There's a reason that this book has received so many gleaming reviews and is celebrated by so many. In ten days I was transported to 1930s Nazi Germany and fell in love with the story of Liesel Meminger, the book thief.
Firstly, we're introduced to Death. He explains that he is tired of his job and in desperate need of a holiday, but who else would carry the souls the same way that he could? In order to avoid distractions, he rarely looks down at the people who are left behind. The worst part of his job is not collecting the souls of the dead, but glancing down at the pain-stricken family and friends who have been left to grieve.
He prefers to look at the colour of the sky, until he meets Liesel and steals her notebook. The young girls spirit and passion for words enchants him and he retells her story. Liesel has already seen more than any ten year old should have. The death of her brother haunts her, providing her with the most epic and frightening nightmares.
Her mother gives her up to a foster family, due to her ill-health and she is never seen or heard from again. Although her new carers love Liesel, there's still something missing. Set in Germany in 1939, she is apart of the Hitler Youth and the majority of the nation has been brainwashed by the words of Hitler.

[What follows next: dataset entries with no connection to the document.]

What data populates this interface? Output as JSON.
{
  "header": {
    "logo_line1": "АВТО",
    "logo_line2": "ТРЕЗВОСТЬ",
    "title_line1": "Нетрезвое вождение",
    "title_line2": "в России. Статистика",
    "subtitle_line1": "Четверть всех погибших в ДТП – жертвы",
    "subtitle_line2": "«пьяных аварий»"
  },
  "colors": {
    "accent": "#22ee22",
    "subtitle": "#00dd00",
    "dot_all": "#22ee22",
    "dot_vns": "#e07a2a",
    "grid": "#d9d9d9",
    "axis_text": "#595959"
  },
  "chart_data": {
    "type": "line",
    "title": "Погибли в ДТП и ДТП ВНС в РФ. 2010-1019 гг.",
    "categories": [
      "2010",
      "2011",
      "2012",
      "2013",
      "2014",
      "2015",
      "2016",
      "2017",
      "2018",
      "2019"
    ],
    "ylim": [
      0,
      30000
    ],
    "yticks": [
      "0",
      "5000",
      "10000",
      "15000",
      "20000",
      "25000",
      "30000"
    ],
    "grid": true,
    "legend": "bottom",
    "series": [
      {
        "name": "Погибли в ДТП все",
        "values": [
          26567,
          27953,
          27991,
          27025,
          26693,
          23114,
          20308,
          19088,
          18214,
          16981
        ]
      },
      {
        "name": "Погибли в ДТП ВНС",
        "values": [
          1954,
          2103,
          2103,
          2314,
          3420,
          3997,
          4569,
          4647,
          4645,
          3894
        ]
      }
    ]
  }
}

This novel explores the beauty and the power that words can have. They can control a whole nation, but they can awaken people, too. Liesel finds her place and purpose in words and begins stealing novels. First to help her to read and then to offer an escape. They will eventually lead her into telling her own story.
Markus introduces a wide range of characters and families. Each with their own problems and each psychologically whole. It can often be difficult for an author to include so many different characters and have the reader keep up, but he does this flawlessly. Liesel's relationships with her Papa, her best friend, Rudy and Jewish boy, Max become central to the story. It's wonderful to see each one unfold and develop.
It's a strange mix of humour, devastation and hope. You'll feel a wide scope of emotions when reading this novel. I cried because I was heartbroken, but I also cried because I was relieved. (Disclaimer: there was a lot of crying!)
Have you read The Book Thief? What did you think?